Verbotene und jugendgefährdende Prostitution

Im Zusammenhang mit Sexualstraftaten hat sich im Strafgesetzbuch ein komplexes System an Vorschriften entwickelt. Geregelt sind diese Vorschriften allesamt im 13. Abschnitt des Strafgesetzbuches als „Straftaten gegen die sexuelle Selbstbestimmung“. Bei Sexualstrafrecht mag man nun zuvorderst an Vergewaltigung, verbotene Pornografie und Exhibitionismus denken, dabei erschöpft sich die Materie des Sexualstrafrechts aber noch lange nicht in den diesen Straftaten.

Neben den genannten Straftaten finden sich unter anderem auch verschiede Vorschriften über strafbare Handlungen im Zusammenhang mit sexuellen Handlungen gegen ein „Entgelt“ oder „Prostitution“.

Hierunter fallen insbesondere die Ausbeutung von Prostituierten in § 180a StGB und die Zuhälterei in § 181a StGB. Weitere Strafvorschriften bilden die §§ 184f und 184g StGB, in denen die Ausübung der verbotenen Prostitution und die Jugendgefährdende Prostitution mit Strafe bedroht werden.

Die Thematik (Entgelt für sexuelle Handlungen) spielt ferner eine Rolle, soweit es um sexuelle Handlungen im Umgang mit Jugendlichen geht. Deutlich wird dies insbesondere in § 180 Abs. 2 StGB (Förderung sexueller Handlungen Minderjähriger) und § 182 Abs. 2 StGB (Sexueller Missbrauch von Jugendlichen).

Nachfolgend geht es um die Ausübung der verbotenen Prostitution, die Jugendgefährdende Prostitution und sexuelle Handlungen mit Jugendlichen gegen Entgelt. 

Was ist Prostitution?

Unter Prostitution wird eine zu Erwerbszwecken ausgeführte, wiederholte Vornahme sexueller Handlungen gegen Entgelt verstanden. Im Vordergrund steht dabei die Dienstleistungsbeziehung bezüglich sexueller Handlungen, nicht das emotional persönliche Verhältnis zu den Partnern. Prostituierte sind Personen, die solche sexuellen Handlungen erbringen.

Keine Prostitution sind daher (Liebes-)Beziehungen, bei denen die entgeltliche Vornahme sexueller Handlungen nur einen Teil der Beziehung ausmachen, auch nicht wenn diese Beziehungen polygamer Natur sind. Entgeltliche „Telefonsex“ oder die Mitwirkung in einem Pornofilm stellen keine Prostitution dar. Auch Vorführungen mit ausschließlich darstellerischem Charakter – wie etwa Striptease – sind keine Prostitution.

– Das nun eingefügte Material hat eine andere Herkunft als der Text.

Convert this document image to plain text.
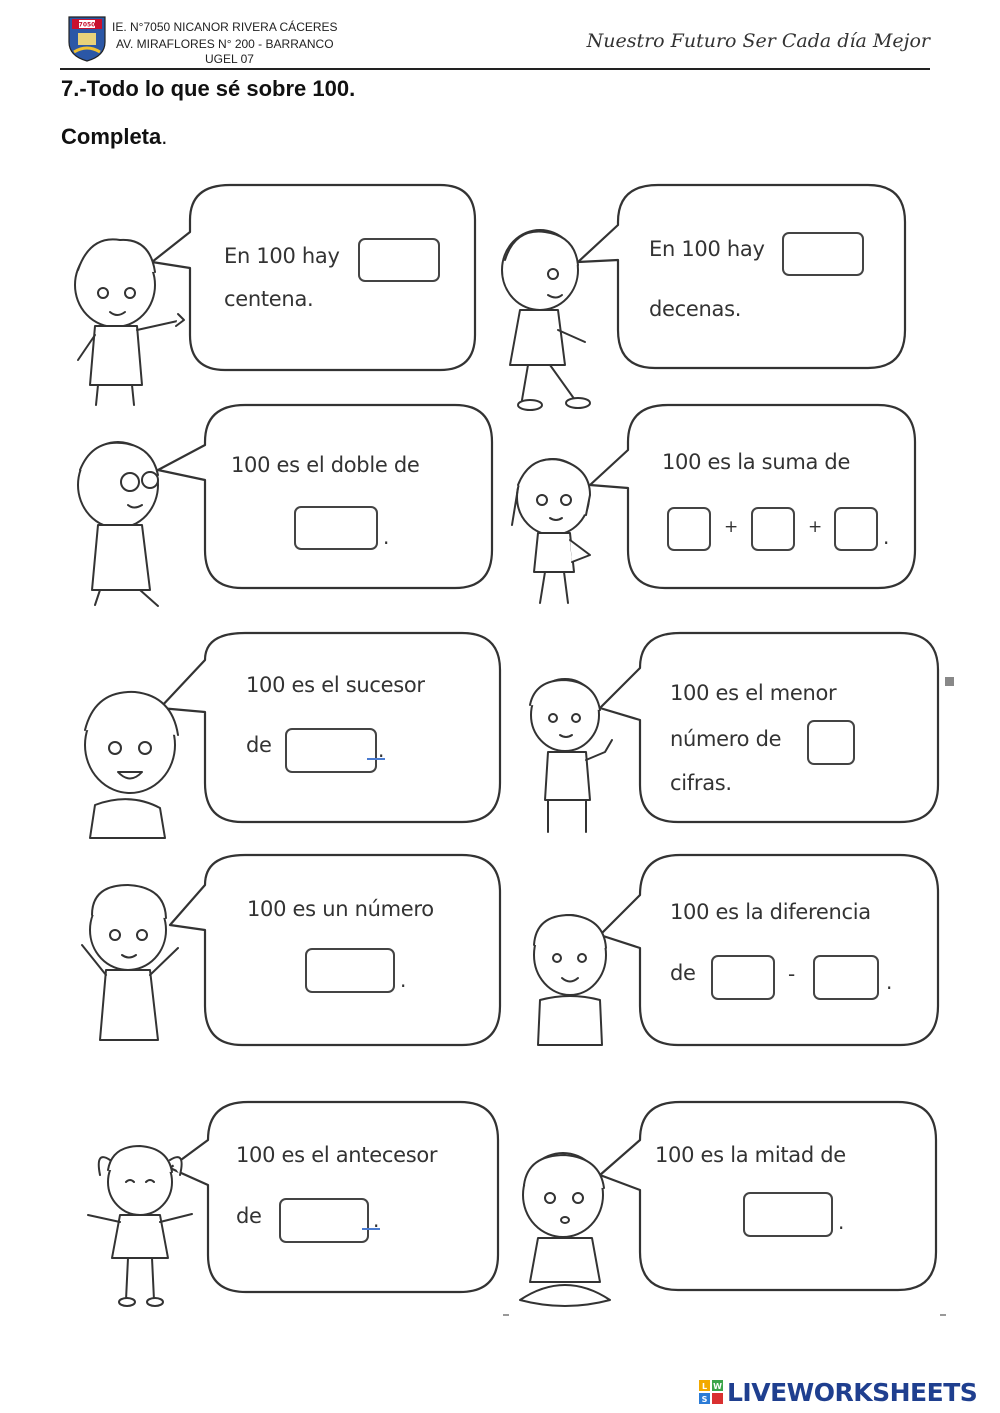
7050 IE. N°7050 NICANOR RIVERA CÁCERES
AV. MIRAFLORES N° 200 - BARRANCO
UGEL 07
Nuestro Futuro Ser Cada día Mejor
7.-Todo lo que sé sobre 100.
Completa.
En 100 hay
centena.
En 100 hay
decenas.
100 es el doble de
.
100 es la suma de
+	+	.
100 es el sucesor
de	.
100 es el menor
número de
cifras.
100 es un número
.
100 es la diferencia
de	-	.
100 es el antecesor
de	.
100 es la mitad de
.
L W
S LIVEWORKSHEETS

Ist Prostitution selbst strafbar?

Wer der Prostitution nachgeht, macht sich wegen der Ausübung dieser Tätigkeit selbst grundsätzlich nicht strafbar. Zwar gibt es von jedem Grundsatz Ausnahmen, aber Prostitution als solche ist nicht verboten. Gleichwohl kann sich ein strafbares Handeln ergeben, soweit der Prostitution an bestimmten Orten nachgegangen wird. Aber dazu sogleich.

Mit Einführung des Prostitutionsgesetz (ProstG) Anfang dieses Jahrtausends sollte die Situation von Prostituierten verbessert werden. Verboten war die Prostitution zwar auch vorher nicht, galt jedoch als sittenwidrig. Nunmehr können sich Prostituierte regulär in Kranken – oder Arbeitslosenversicherungen versichern oder zivilrechtlich Forderungen aus der Prostitution geltend machen. Prostitution ist also nicht nur strafrechtlich, sondern mittlerweile auch zivilrechtlich erlaubt.

Ausnahmen

Ausnahmsweise strafbar sind hingegen die Ausübung der verbotenen Prostitution und die Jugendgefährdende Prostitution. Beide Vorschriften stellen das Nachgehen der grundsätzlich erlaubten Prostitution an bestimmten Orten unter Strafe.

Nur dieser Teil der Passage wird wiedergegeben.